Dalam rapat tersebut, juru bicara Aliansi, Maenunis Amin, mempertanyakan nasib ribuan PPPK Paruh Waktu yang kesulitan mengurus Surat Keterangan Catatan Kepolisian (SKCK) sebagai salah satu syarat pengisian Daftar Riwayat Hidup (DRH).
Menurutnya, dari total 4.200 peserta PPPK Paruh Waktu, sekitar 2.000 orang gagal mendaftar pembuatan SKCK karena status kepesertaan BPJS Kesehatan tidak aktif.
“Teman-teman mengalami kesulitan karena saat pengurusan BPJS otomatis seluruh anggota keluarga yang ada di Kartu Keluarga ikut terbaca. Sementara dari segi finansial mereka tidak punya biaya,” ungkap Maenunis.
Menanggapi hal tersebut, Kepala Bagian Pelayanan Kepesertaan BPJS Kesehatan Polman, Rosdiana Nasir, menjelaskan bahwa Pemkab Polman sebenarnya telah melakukan kerja sama dalam pendaftaran kepesertaan JKN bagi tenaga honorer daerah, termasuk PPPK Paruh Waktu.
“PPPK Paruh Waktu ini masuk kategori honorer daerah. Sebagian sudah terdaftar dalam kepesertaan JKN yang difasilitasi pemerintah daerah,” jelas Rosdiana.
Ia juga menegaskan bahwa BPJS Kesehatan tidak pernah mempersulit proses pengurusan SKCK, sebab mekanisme SKCK sepenuhnya berada dalam sistem aplikasi Presisi Polri.
> “Kami meluruskan bahwa BPJS tidak memungut biaya apapun. Pengurusan di kantor juga tidak perlu fotokopi berkas. Kami bahkan menyiapkan tenda tambahan untuk mengantisipasi lonjakan pelayanan,” tambahnya.

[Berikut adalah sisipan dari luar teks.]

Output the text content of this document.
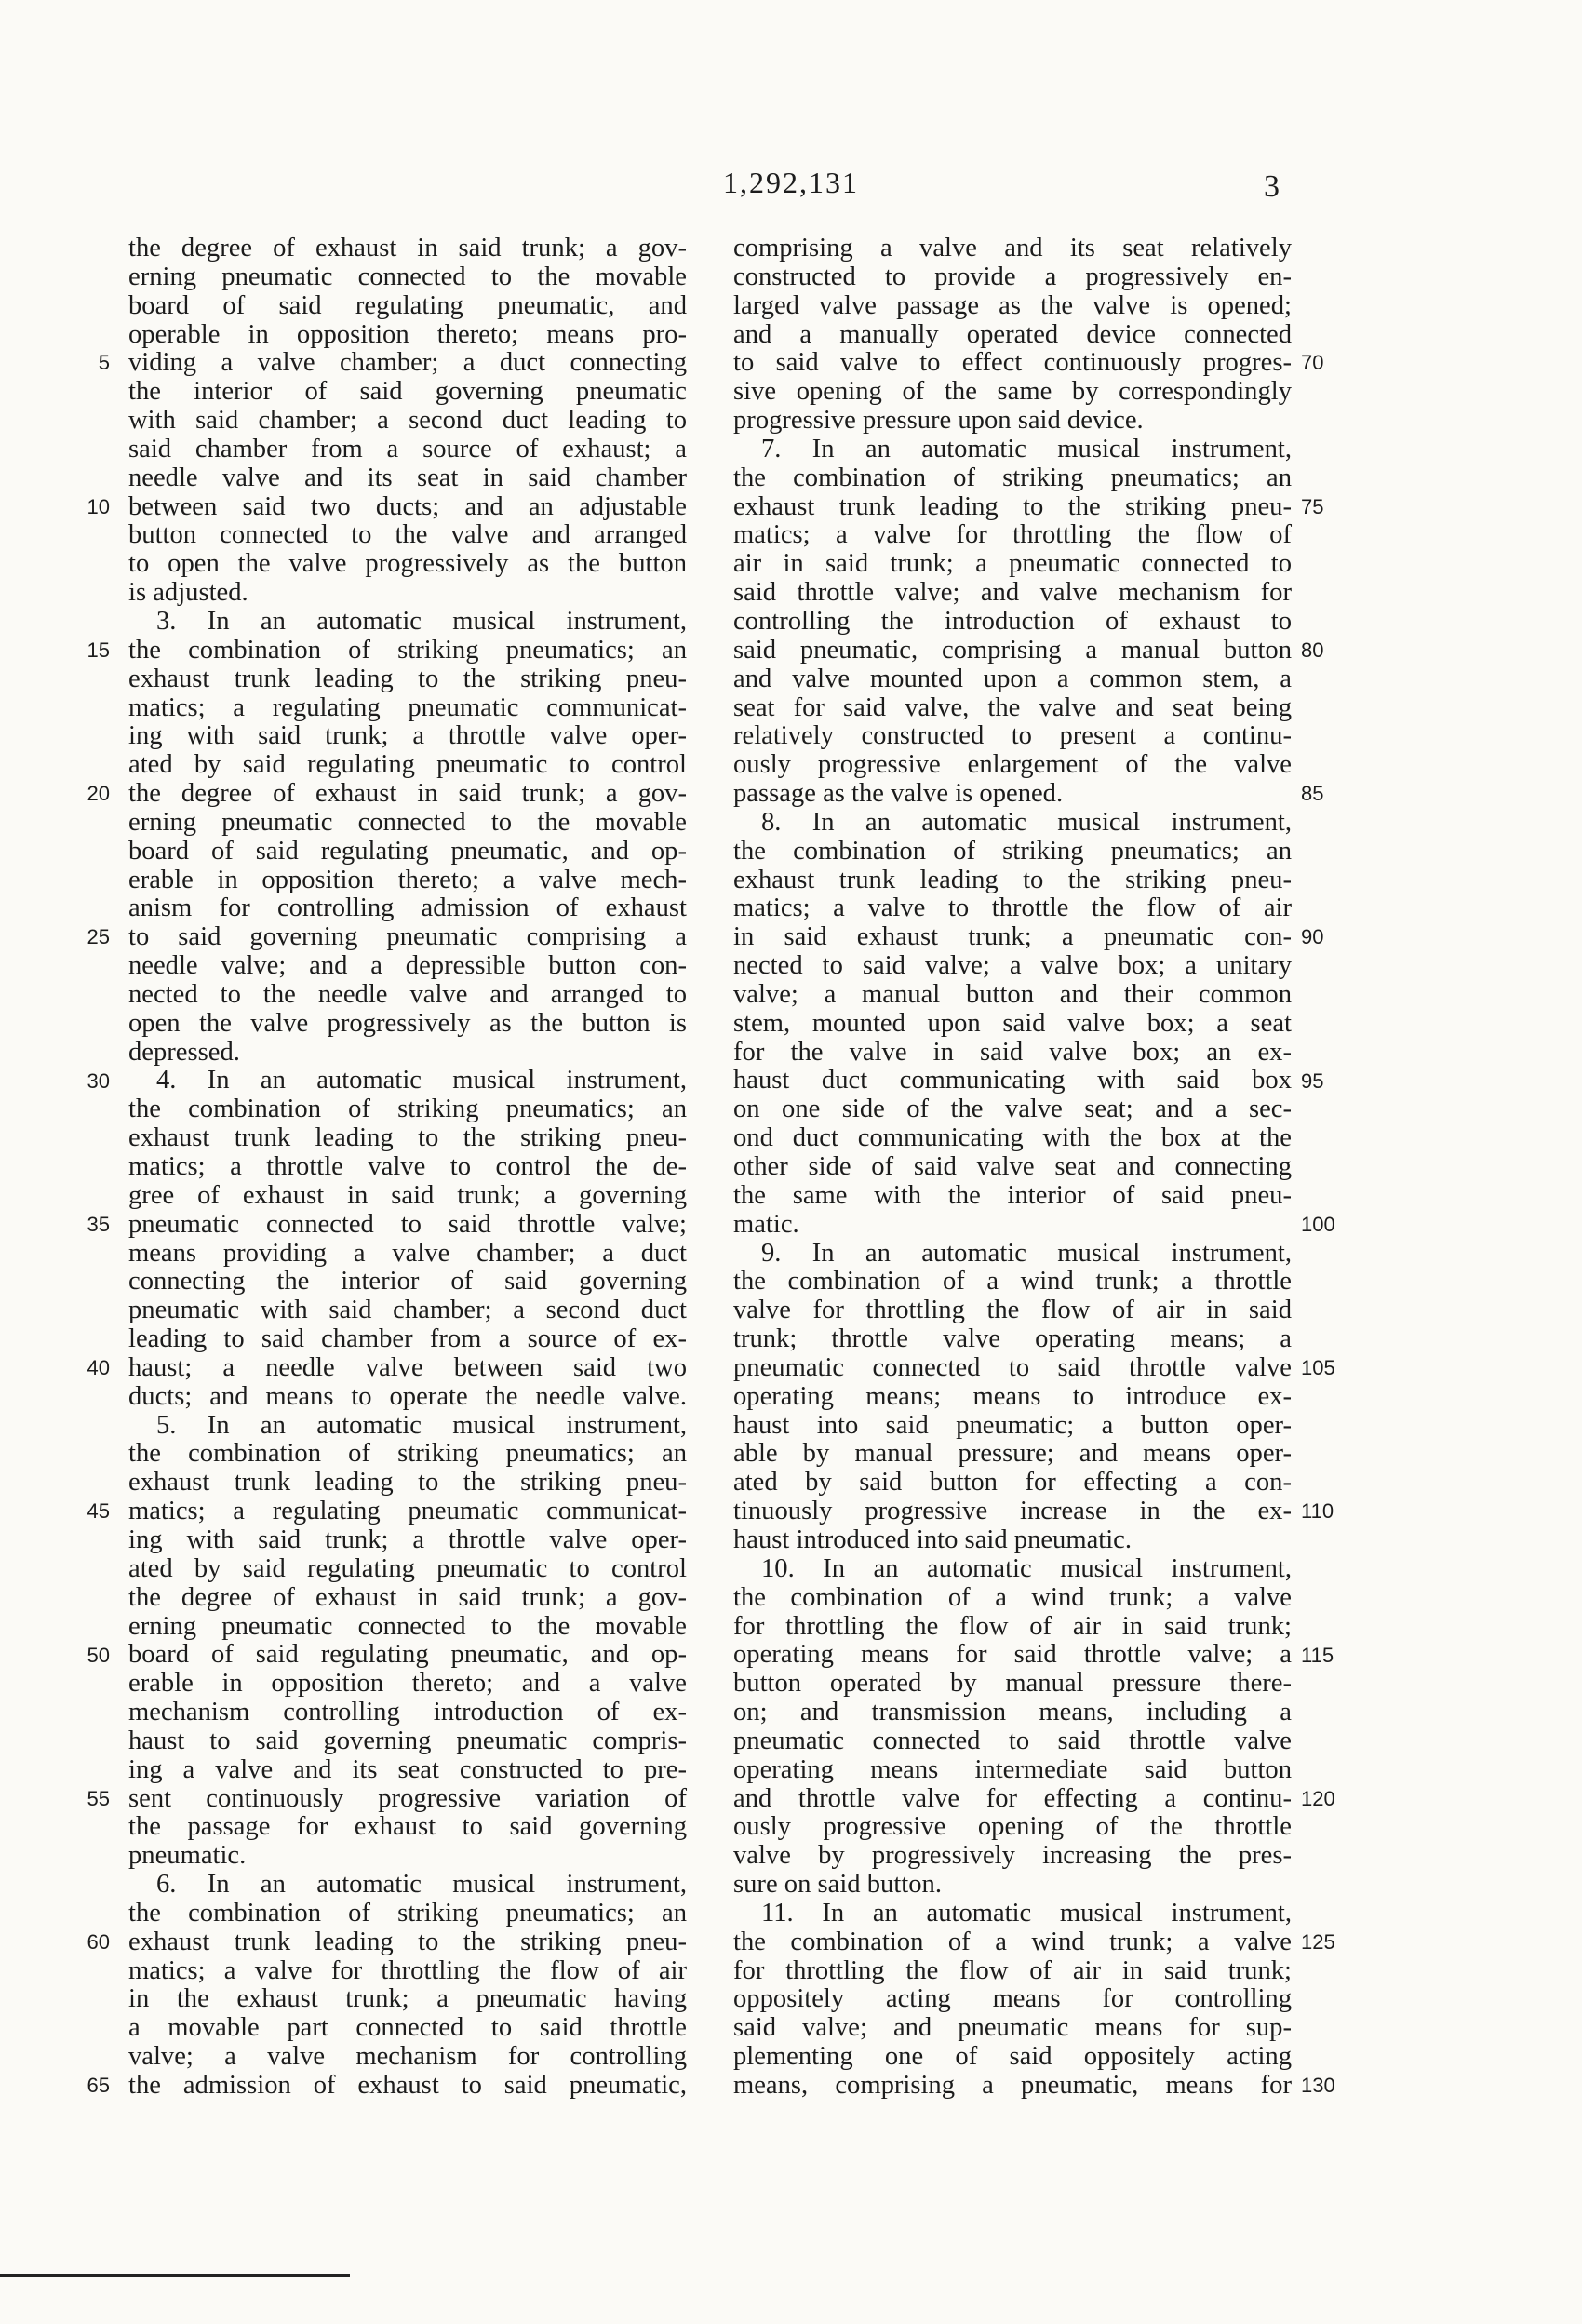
1,292,131	3
the degree of exhaust in said trunk; a gov-
erning pneumatic connected to the movable
board of said regulating pneumatic, and
operable in opposition thereto; means pro-
viding a valve chamber; a duct connecting
the interior of said governing pneumatic
with said chamber; a second duct leading to
said chamber from a source of exhaust; a
needle valve and its seat in said chamber
between said two ducts; and an adjustable
button connected to the valve and arranged
to open the valve progressively as the button
is adjusted.
3. In an automatic musical instrument,
the combination of striking pneumatics; an
exhaust trunk leading to the striking pneu-
matics; a regulating pneumatic communicat-
ing with said trunk; a throttle valve oper-
ated by said regulating pneumatic to control
the degree of exhaust in said trunk; a gov-
erning pneumatic connected to the movable
board of said regulating pneumatic, and op-
erable in opposition thereto; a valve mech-
anism for controlling admission of exhaust
to said governing pneumatic comprising a
needle valve; and a depressible button con-
nected to the needle valve and arranged to
open the valve progressively as the button is
depressed.
4. In an automatic musical instrument,
the combination of striking pneumatics; an
exhaust trunk leading to the striking pneu-
matics; a throttle valve to control the de-
gree of exhaust in said trunk; a governing
pneumatic connected to said throttle valve;
means providing a valve chamber; a duct
connecting the interior of said governing
pneumatic with said chamber; a second duct
leading to said chamber from a source of ex-
haust; a needle valve between said two
ducts; and means to operate the needle valve.
5. In an automatic musical instrument,
the combination of striking pneumatics; an
exhaust trunk leading to the striking pneu-
matics; a regulating pneumatic communicat-
ing with said trunk; a throttle valve oper-
ated by said regulating pneumatic to control
the degree of exhaust in said trunk; a gov-
erning pneumatic connected to the movable
board of said regulating pneumatic, and op-
erable in opposition thereto; and a valve
mechanism controlling introduction of ex-
haust to said governing pneumatic compris-
ing a valve and its seat constructed to pre-
sent continuously progressive variation of
the passage for exhaust to said governing
pneumatic.
6. In an automatic musical instrument,
the combination of striking pneumatics; an
exhaust trunk leading to the striking pneu-
matics; a valve for throttling the flow of air
in the exhaust trunk; a pneumatic having
a movable part connected to said throttle
valve; a valve mechanism for controlling
the admission of exhaust to said pneumatic,
comprising a valve and its seat relatively
constructed to provide a progressively en-
larged valve passage as the valve is opened;
and a manually operated device connected
to said valve to effect continuously progres-
sive opening of the same by correspondingly
progressive pressure upon said device.
7. In an automatic musical instrument,
the combination of striking pneumatics; an
exhaust trunk leading to the striking pneu-
matics; a valve for throttling the flow of
air in said trunk; a pneumatic connected to
said throttle valve; and valve mechanism for
controlling the introduction of exhaust to
said pneumatic, comprising a manual button
and valve mounted upon a common stem, a
seat for said valve, the valve and seat being
relatively constructed to present a continu-
ously progressive enlargement of the valve
passage as the valve is opened.
8. In an automatic musical instrument,
the combination of striking pneumatics; an
exhaust trunk leading to the striking pneu-
matics; a valve to throttle the flow of air
in said exhaust trunk; a pneumatic con-
nected to said valve; a valve box; a unitary
valve; a manual button and their common
stem, mounted upon said valve box; a seat
for the valve in said valve box; an ex-
haust duct communicating with said box
on one side of the valve seat; and a sec-
ond duct communicating with the box at the
other side of said valve seat and connecting
the same with the interior of said pneu-
matic.
9. In an automatic musical instrument,
the combination of a wind trunk; a throttle
valve for throttling the flow of air in said
trunk; throttle valve operating means; a
pneumatic connected to said throttle valve
operating means; means to introduce ex-
haust into said pneumatic; a button oper-
able by manual pressure; and means oper-
ated by said button for effecting a con-
tinuously progressive increase in the ex-
haust introduced into said pneumatic.
10. In an automatic musical instrument,
the combination of a wind trunk; a valve
for throttling the flow of air in said trunk;
operating means for said throttle valve; a
button operated by manual pressure there-
on; and transmission means, including a
pneumatic connected to said throttle valve
operating means intermediate said button
and throttle valve for effecting a continu-
ously progressive opening of the throttle
valve by progressively increasing the pres-
sure on said button.
11. In an automatic musical instrument,
the combination of a wind trunk; a valve
for throttling the flow of air in said trunk;
oppositely acting means for controlling
said valve; and pneumatic means for sup-
plementing one of said oppositely acting
means, comprising a pneumatic, means for
5
10
15
20
25
30
35
40
45
50
55
60
65
70
75
80
85
90
95
100
105
110
115
120
125
130
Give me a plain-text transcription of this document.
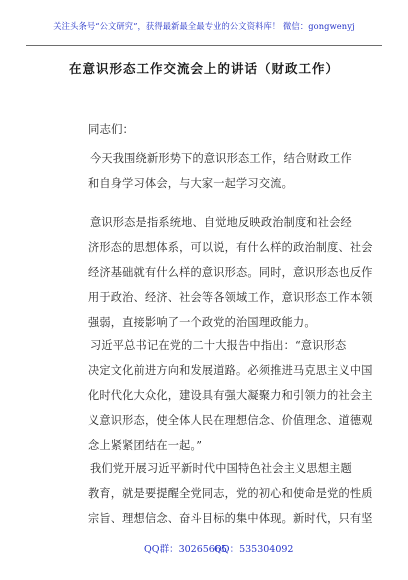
关注头条号“公文研究”，获得最新最全最专业的公文资料库！ 微信：gongwenyj
在意识形态工作交流会上的讲话（财政工作）
同志们：
今天我围绕新形势下的意识形态工作，结合财政工作
和自身学习体会，与大家一起学习交流。
意识形态是指系统地、自觉地反映政治制度和社会经
济形态的思想体系，可以说，有什么样的政治制度、社会
经济基础就有什么样的意识形态。同时，意识形态也反作
用于政治、经济、社会等各领域工作，意识形态工作本领
强弱，直接影响了一个政党的治国理政能力。
习近平总书记在党的二十大报告中指出：“意识形态
决定文化前进方向和发展道路。必须推进马克思主义中国
化时代化大众化，建设具有强大凝聚力和引领力的社会主
义意识形态，使全体人民在理想信念、价值理念、道德观
念上紧紧团结在一起。”
我们党开展习近平新时代中国特色社会主义思想主题
教育，就是要提醒全党同志，党的初心和使命是党的性质
宗旨、理想信念、奋斗目标的集中体现。新时代，只有坚
QQ群：30265665
QQ：535304092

Sebagai informasi, kewajiban kepesertaan BPJS Kesehatan diatur dalam UU No. 40 Tahun 2004 tentang Sistem Jaminan Sosial Nasional dan UU No. 24 Tahun 2011 tentang BPJS. Namun, status aktif BPJS bukanlah syarat resmi penerbitan SKCK, melainkan bagian dari kewajiban umum kepesertaan JKN sebagaimana diatur dalam Instruksi Presiden No. 1 Tahun 2022 tentang Optimalisasi Program JKN.